Yes, yes! I thought. I've done this--recognized that this poem doesn't want to be a poem, but wants to be prose. I've revised where prose suggested revisions necessary, and yet.....

Skinner's advice continues (still on pg. 103):

"Does the whole now feel more comfortable with the sound of the sentence than rhythm of the line? If so, maybe you've got yourself a prose poem. But if these operations don't lead to a new, more confident understanding of what the pome wants to be, put it away, and move. You can always come back to it later."

So I thought about that. There was still some rhythm in the prose poem, some sentences crying out to be the end of paragraphs, which I didn't want to do because I wanted a block prose poem, not one broken into paragraphs.
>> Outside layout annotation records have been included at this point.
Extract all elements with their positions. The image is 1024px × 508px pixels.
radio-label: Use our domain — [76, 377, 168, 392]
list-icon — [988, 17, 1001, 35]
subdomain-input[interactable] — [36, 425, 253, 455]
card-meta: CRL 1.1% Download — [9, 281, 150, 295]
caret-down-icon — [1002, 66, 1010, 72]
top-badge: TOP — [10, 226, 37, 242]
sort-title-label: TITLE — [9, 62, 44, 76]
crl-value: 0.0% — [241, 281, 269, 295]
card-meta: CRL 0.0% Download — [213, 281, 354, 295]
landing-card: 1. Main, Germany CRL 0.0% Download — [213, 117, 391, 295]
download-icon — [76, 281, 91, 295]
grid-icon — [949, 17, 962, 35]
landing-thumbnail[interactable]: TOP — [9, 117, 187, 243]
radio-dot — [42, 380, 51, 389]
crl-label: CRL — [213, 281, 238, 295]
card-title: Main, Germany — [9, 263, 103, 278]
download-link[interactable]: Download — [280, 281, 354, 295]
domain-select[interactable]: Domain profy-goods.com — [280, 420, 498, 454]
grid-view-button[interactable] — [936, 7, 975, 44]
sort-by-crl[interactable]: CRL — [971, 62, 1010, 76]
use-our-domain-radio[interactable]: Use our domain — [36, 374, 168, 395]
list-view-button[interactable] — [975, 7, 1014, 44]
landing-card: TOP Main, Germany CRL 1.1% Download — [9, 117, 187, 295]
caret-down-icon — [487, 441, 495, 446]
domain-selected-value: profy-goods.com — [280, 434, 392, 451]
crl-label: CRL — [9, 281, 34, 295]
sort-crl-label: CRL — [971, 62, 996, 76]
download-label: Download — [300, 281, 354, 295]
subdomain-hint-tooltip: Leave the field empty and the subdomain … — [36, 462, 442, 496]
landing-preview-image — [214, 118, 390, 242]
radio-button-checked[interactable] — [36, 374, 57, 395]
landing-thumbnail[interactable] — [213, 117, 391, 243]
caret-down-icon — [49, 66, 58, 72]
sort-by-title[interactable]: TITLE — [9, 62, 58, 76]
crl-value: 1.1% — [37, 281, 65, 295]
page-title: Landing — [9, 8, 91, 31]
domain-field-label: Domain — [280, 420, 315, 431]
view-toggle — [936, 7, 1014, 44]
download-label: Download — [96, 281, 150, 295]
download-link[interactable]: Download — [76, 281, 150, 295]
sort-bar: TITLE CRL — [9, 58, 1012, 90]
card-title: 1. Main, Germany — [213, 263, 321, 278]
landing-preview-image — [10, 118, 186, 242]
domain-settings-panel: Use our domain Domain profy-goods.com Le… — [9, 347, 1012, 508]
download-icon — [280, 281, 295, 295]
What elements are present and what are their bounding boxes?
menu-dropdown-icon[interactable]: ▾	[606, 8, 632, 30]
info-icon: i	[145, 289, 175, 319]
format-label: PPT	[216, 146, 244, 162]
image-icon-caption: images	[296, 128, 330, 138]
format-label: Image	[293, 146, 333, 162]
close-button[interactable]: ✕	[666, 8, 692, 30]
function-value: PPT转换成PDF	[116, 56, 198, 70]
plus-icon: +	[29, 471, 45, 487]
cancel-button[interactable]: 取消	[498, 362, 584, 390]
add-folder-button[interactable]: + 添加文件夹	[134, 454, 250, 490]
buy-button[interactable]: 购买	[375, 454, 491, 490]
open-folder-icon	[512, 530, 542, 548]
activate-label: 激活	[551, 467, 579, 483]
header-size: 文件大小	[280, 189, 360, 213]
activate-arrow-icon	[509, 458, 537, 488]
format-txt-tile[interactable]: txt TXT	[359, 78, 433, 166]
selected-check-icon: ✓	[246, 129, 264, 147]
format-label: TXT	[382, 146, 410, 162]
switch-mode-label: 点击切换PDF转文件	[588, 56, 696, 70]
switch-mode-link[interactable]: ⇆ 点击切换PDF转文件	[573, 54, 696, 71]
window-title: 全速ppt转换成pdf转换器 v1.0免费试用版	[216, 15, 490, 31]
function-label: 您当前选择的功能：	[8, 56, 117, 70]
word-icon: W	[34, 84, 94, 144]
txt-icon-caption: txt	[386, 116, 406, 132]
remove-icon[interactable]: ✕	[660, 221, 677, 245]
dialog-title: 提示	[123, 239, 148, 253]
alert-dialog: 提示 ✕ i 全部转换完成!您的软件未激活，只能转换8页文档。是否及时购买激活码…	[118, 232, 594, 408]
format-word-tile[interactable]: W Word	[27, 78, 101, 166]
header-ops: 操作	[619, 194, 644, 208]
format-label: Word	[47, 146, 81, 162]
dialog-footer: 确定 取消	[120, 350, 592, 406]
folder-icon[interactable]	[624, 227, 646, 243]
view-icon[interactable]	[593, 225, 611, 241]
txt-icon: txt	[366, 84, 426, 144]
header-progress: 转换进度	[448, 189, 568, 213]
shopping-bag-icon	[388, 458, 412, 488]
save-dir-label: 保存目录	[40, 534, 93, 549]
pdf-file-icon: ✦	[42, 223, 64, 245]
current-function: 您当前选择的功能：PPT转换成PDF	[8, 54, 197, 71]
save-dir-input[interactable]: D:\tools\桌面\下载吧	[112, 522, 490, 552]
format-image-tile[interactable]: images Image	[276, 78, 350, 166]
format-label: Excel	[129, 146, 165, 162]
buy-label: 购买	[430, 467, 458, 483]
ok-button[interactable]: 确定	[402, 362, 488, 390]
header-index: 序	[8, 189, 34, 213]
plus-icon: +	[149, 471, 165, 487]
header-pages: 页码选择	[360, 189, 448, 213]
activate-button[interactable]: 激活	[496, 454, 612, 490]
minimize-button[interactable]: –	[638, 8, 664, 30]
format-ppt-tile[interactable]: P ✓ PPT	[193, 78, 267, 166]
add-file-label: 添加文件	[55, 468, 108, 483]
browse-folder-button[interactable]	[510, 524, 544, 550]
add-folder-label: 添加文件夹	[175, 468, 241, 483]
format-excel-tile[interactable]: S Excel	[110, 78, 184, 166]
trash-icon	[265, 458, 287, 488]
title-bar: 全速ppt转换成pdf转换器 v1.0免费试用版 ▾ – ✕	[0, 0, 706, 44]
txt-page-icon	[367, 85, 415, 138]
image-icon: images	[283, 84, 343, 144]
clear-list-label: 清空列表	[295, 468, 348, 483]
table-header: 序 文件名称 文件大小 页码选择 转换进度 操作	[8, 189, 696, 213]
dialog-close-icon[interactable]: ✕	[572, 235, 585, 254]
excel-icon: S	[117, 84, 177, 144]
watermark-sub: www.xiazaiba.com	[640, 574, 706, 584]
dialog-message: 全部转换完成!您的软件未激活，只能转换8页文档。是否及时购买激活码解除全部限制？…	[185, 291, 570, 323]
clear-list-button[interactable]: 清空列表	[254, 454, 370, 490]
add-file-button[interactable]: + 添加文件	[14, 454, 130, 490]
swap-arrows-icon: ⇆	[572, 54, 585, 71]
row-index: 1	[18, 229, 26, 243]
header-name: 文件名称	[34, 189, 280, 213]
Or wait.....maybe those were the ends of lines calling out to be recognized and so truncated? Maybe this wanted to be a poem after all, but one with much longer lines, so that the few lines that were aching to break themselves could do it with (yes) power and effect.
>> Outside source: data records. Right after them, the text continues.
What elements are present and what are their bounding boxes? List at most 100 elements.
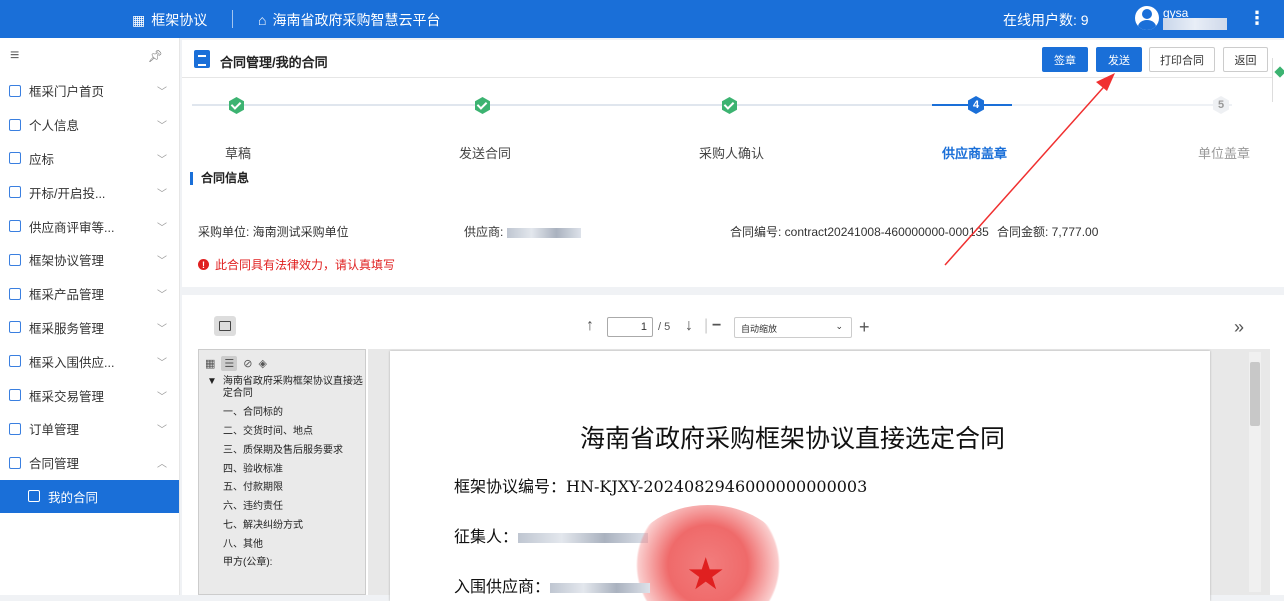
sign-button[interactable]: 签章	[1042, 47, 1088, 72]
section-divider	[182, 287, 1284, 295]
sidebar-item-opening[interactable]: 开标/开启投... ﹀	[0, 175, 179, 209]
service-icon	[9, 321, 21, 334]
print-contract-button[interactable]: 打印合同	[1149, 47, 1215, 72]
document-icon	[194, 50, 210, 68]
sidebar-toggle-icon[interactable]	[214, 316, 236, 336]
steps-pending-track	[1012, 104, 1232, 106]
pdf-toolbar: ↑ 1 / 5 ↓ | − 自动缩放 ⌄ + »	[182, 303, 1272, 351]
check-icon	[475, 97, 490, 114]
collector-line: 征集人：	[454, 523, 649, 547]
review-icon	[9, 220, 21, 233]
check-icon	[229, 97, 244, 114]
pdf-scrollbar[interactable]	[1249, 352, 1261, 592]
menu-toggle-icon[interactable]: ≡	[10, 47, 19, 65]
sidebar-item-agreement[interactable]: 框架协议管理 ﹀	[0, 243, 179, 277]
trade-icon	[9, 389, 21, 402]
avatar[interactable]	[1135, 6, 1159, 30]
section-title: 合同信息	[190, 172, 249, 185]
zoom-out-icon[interactable]: −	[712, 317, 721, 335]
my-contract-icon	[28, 490, 40, 503]
sidebar-item-profile[interactable]: 个人信息 ﹀	[0, 108, 179, 142]
side-float-tab[interactable]	[1272, 58, 1284, 102]
sidebar-item-service[interactable]: 框采服务管理 ﹀	[0, 311, 179, 345]
outline-item[interactable]: 六、违约责任	[199, 501, 365, 513]
sidebar-item-bid[interactable]: 应标 ﹀	[0, 142, 179, 176]
chevron-up-icon: ︿	[157, 459, 167, 471]
chevron-down-icon: ﹀	[157, 222, 167, 234]
outline-item[interactable]: 八、其他	[199, 539, 365, 551]
chevron-down-icon: ﹀	[157, 121, 167, 133]
outline-item[interactable]: 二、交货时间、地点	[199, 426, 365, 438]
grid-icon: ▦	[132, 11, 146, 28]
chevron-down-icon: ﹀	[157, 357, 167, 369]
attachment-icon[interactable]: ⊘	[243, 357, 252, 370]
outline-item[interactable]: 三、质保期及售后服务要求	[199, 445, 365, 457]
prev-page-icon[interactable]: ↑	[586, 317, 594, 335]
module-title[interactable]: ▦ 框架协议	[132, 10, 207, 30]
chevron-down-icon: ﹀	[157, 425, 167, 437]
outline-item[interactable]: 五、付款期限	[199, 482, 365, 494]
chevron-down-icon: ﹀	[157, 391, 167, 403]
divider	[232, 10, 233, 28]
sidebar-item-trade[interactable]: 框采交易管理 ﹀	[0, 378, 179, 412]
outline-item[interactable]: 七、解决纠纷方式	[199, 520, 365, 532]
supplier-blurred	[506, 227, 581, 238]
legal-warning: ! 此合同具有法律效力，请认真填写	[198, 256, 395, 273]
bid-icon	[9, 152, 21, 165]
layers-icon[interactable]: ◈	[259, 357, 267, 370]
chevron-down-icon: ﹀	[157, 323, 167, 335]
toolbar-separator: |	[704, 317, 709, 334]
official-seal: ★	[628, 505, 788, 601]
zoom-in-icon[interactable]: +	[859, 317, 870, 338]
pdf-page: 海南省政府采购框架协议直接选定合同 框架协议编号：HN-KJXY-2024082…	[390, 351, 1210, 601]
sidebar-item-contracts[interactable]: 合同管理 ︿	[0, 446, 179, 480]
check-icon	[722, 97, 737, 114]
page-number-input[interactable]: 1	[607, 317, 653, 337]
zoom-select[interactable]: 自动缩放 ⌄	[734, 317, 852, 338]
scrollbar-thumb[interactable]	[1250, 362, 1260, 426]
star-icon: ★	[686, 550, 726, 599]
supplier-icon	[9, 355, 21, 368]
contract-amount: 合同金额: 7,777.00	[997, 225, 1099, 239]
sidebar-item-my-contracts[interactable]: 我的合同	[0, 479, 179, 514]
supplier-name-blurred	[550, 582, 651, 593]
chevron-down-icon: ﹀	[157, 87, 167, 99]
top-bar: ▦ 框架协议 ⌂ 海南省政府采购智慧云平台 在线用户数: 9 gysa ⋮	[0, 0, 1284, 38]
sidebar-item-review[interactable]: 供应商评审等... ﹀	[0, 209, 179, 243]
sidebar: ≡ 📌︎ 框采门户首页 ﹀ 个人信息 ﹀ 应标 ﹀ 开标/开启投... ﹀ 供应商评审等.…	[0, 38, 180, 595]
sidebar-item-supplier[interactable]: 框采入围供应... ﹀	[0, 344, 179, 378]
outline-item[interactable]: 一、合同标的	[199, 407, 365, 419]
more-menu-icon[interactable]: ⋮	[1248, 8, 1266, 29]
chevron-down-icon: ﹀	[157, 290, 167, 302]
platform-title[interactable]: ⌂ 海南省政府采购智慧云平台	[258, 10, 440, 30]
sidebar-item-product[interactable]: 框采产品管理 ﹀	[0, 277, 179, 311]
steps-track	[192, 104, 982, 106]
alert-icon: !	[198, 259, 209, 270]
tools-expand-icon[interactable]: »	[1234, 317, 1244, 338]
pin-icon[interactable]: 📌︎	[148, 49, 163, 63]
contract-icon	[9, 456, 21, 469]
contract-number: 合同编号: contract20241008-460000000-000135	[730, 225, 989, 239]
agreement-icon	[9, 253, 21, 266]
next-page-icon[interactable]: ↓	[685, 317, 693, 335]
send-button[interactable]: 发送	[1096, 47, 1142, 72]
outline-icon[interactable]: ☰	[221, 355, 238, 371]
pdf-viewer: 海南省政府采购框架协议直接选定合同 框架协议编号：HN-KJXY-2024082…	[368, 349, 1270, 601]
order-icon	[9, 422, 21, 435]
page-total: / 5	[658, 321, 671, 333]
supplier-info: 供应商:	[464, 223, 581, 240]
back-button[interactable]: 返回	[1223, 47, 1268, 72]
chevron-down-icon: ﹀	[157, 256, 167, 268]
portal-icon	[9, 84, 21, 97]
pdf-outline-panel: ▦ ☰ ⊘ ◈ ▼ 海南省政府采购框架协议直接选定合同 一、合同标的 二、交货时间…	[198, 349, 366, 595]
outline-list: ▼ 海南省政府采购框架协议直接选定合同 一、合同标的 二、交货时间、地点 三、质保…	[199, 376, 365, 569]
sidebar-item-home[interactable]: 框采门户首页 ﹀	[0, 74, 179, 108]
opening-icon	[9, 186, 21, 199]
outline-item[interactable]: 甲方(公章):	[199, 557, 365, 569]
outline-item[interactable]: 四、验收标准	[199, 464, 365, 476]
outline-root[interactable]: ▼ 海南省政府采购框架协议直接选定合同	[199, 376, 365, 399]
sidebar-item-orders[interactable]: 订单管理 ﹀	[0, 412, 179, 446]
agreement-number: 框架协议编号：HN-KJXY-2024082946000000000003	[454, 477, 868, 496]
thumbnail-icon[interactable]: ▦	[205, 357, 215, 370]
online-users: 在线用户数: 9	[1003, 12, 1089, 28]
So I relineated the poem into long long lines (for me), included a few stanza breaks that hadn't been there in the first place (where I saw paragraphs forming in the prose version), and Shazam! ladies and gentlemen, we have the poem we were trying to find all along.

A long and circuitous route to getting here, but here we are now: a finished poem.

6 comments:

Tara Mae Mulroy said...

Thanks for sharing your process notes. I've never heard of the Skinner book, and it sounds really helpful. I, myself, struggle with line breaks vs. prose. I've also found that some of my prose poems either get snapped up immediately or never get published, which makes me wonder about how editors see the form. As an editor myself, I've read so many badly done prose poems that I imagine some might be put off by one.
Also, happy working on your manuscript. I'm there too.
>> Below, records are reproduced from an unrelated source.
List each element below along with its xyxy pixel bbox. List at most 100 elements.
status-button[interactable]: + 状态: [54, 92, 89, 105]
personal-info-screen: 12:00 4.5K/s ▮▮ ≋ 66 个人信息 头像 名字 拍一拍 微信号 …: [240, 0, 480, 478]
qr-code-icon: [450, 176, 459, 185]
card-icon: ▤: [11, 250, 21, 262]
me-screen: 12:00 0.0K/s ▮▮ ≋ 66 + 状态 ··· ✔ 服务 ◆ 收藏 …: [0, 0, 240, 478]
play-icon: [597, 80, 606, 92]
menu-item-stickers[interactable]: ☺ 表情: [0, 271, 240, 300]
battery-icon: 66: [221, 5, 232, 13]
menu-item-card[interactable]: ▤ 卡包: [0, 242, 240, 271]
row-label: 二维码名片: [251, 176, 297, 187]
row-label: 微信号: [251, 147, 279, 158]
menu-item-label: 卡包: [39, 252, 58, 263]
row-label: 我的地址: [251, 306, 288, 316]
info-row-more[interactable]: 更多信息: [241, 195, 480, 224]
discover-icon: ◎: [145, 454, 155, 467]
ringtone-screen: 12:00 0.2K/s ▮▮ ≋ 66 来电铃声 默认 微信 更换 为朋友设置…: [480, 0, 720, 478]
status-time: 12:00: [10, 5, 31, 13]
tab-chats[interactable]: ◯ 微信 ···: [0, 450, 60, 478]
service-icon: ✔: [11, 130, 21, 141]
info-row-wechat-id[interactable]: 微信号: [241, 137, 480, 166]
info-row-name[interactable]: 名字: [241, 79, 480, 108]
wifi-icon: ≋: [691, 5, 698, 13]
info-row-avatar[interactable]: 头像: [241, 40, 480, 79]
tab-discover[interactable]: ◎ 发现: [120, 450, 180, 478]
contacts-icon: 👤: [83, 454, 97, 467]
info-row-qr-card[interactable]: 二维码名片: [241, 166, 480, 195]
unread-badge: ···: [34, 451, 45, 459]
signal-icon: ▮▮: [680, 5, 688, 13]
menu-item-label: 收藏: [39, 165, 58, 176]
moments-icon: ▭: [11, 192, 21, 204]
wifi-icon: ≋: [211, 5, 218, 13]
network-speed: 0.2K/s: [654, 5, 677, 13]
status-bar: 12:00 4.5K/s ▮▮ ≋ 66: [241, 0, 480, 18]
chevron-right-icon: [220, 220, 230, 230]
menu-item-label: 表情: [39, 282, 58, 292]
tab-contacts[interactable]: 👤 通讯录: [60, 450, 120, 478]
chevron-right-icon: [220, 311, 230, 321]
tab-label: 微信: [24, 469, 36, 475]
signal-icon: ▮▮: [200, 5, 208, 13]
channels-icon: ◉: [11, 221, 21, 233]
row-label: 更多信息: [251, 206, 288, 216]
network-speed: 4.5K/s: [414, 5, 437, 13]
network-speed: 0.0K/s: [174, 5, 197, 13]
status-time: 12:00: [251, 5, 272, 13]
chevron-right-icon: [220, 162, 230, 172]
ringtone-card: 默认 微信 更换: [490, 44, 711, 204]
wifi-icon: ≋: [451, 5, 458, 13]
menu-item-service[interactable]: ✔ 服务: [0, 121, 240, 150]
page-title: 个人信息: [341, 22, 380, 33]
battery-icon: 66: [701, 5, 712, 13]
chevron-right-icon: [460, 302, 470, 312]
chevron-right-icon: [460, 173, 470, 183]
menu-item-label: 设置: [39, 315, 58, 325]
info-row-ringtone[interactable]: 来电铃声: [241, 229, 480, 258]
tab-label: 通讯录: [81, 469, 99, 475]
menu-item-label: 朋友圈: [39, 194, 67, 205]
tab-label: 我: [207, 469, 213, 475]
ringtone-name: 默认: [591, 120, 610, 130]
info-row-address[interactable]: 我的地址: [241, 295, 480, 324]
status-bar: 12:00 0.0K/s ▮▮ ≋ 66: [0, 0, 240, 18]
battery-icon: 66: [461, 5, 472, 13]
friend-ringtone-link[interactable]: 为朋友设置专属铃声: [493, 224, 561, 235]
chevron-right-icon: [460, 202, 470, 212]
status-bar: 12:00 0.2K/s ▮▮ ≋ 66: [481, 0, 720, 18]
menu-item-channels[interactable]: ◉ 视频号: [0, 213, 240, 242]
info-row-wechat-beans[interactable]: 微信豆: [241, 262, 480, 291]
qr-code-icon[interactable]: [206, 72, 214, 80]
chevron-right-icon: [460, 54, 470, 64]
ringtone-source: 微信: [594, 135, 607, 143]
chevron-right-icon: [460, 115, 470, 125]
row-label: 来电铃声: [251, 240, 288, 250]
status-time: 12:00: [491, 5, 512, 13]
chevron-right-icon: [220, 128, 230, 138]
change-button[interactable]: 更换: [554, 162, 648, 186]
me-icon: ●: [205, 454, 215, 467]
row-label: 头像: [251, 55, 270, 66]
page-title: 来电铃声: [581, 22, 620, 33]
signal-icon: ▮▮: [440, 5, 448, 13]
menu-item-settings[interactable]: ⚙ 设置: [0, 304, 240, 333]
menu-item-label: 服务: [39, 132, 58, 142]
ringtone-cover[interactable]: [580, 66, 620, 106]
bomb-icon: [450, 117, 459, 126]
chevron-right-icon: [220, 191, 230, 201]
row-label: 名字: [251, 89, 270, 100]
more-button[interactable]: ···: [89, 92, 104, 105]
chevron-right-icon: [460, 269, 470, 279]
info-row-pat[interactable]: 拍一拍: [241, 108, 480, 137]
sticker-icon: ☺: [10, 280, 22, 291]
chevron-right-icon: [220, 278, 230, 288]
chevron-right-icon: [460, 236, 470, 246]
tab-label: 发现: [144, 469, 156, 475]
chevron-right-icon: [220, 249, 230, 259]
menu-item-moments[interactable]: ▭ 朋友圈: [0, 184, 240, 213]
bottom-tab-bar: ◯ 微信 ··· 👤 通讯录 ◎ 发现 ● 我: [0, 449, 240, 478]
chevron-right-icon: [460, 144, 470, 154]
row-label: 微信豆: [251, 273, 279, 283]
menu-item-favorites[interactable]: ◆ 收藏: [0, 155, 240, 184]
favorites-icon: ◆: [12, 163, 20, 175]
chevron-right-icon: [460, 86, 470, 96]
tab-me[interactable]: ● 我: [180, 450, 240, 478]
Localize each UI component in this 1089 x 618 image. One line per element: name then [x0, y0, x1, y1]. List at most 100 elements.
Jessica Goodfellow said...

Hi Tara Mae,
The Skinner book came out not too long ago; it's a short book, really potent, and fun to read besides. I recommend it!

I too struggle with prose poems in a different way than with lineated poems. Like you, I've found they work or they don't and people can pretty much tell right away (though I can't always tell for awhile!)

Jessica Goodfellow said...

And good luck with your manuscript! This is part of the process I like. I wonder if many poets do.

Tara Mae Mulroy said...

You like working on the manuscript?? I guess I like knowing that I'm going /somewhere/, but man, it's hard when you know something about it isn't working right now and you have to wait to see if it'll work out!

Jessica Goodfellow said...

Working on individual poems strains my creativity by demanding new ways of writing each time. But working on the manuscript, ordering poems, looking for themes, finding the awkward phrasings I overlooked before, those kinds of tasks are more logical problems in general. I'm good at logic. Having to take leaps scares me (as is required in individual poems); I'm always afraid I exceeded my abilities. BUt organizing a manuscript? It has that magic word (or really, that word entirely devoid of magic), organizing. That I know i can do (although it requires leaps and original insights sometimes too.)

Jessica Goodfellow said...

I guess I should have said, I'm always afraid the task exceeds my abilities.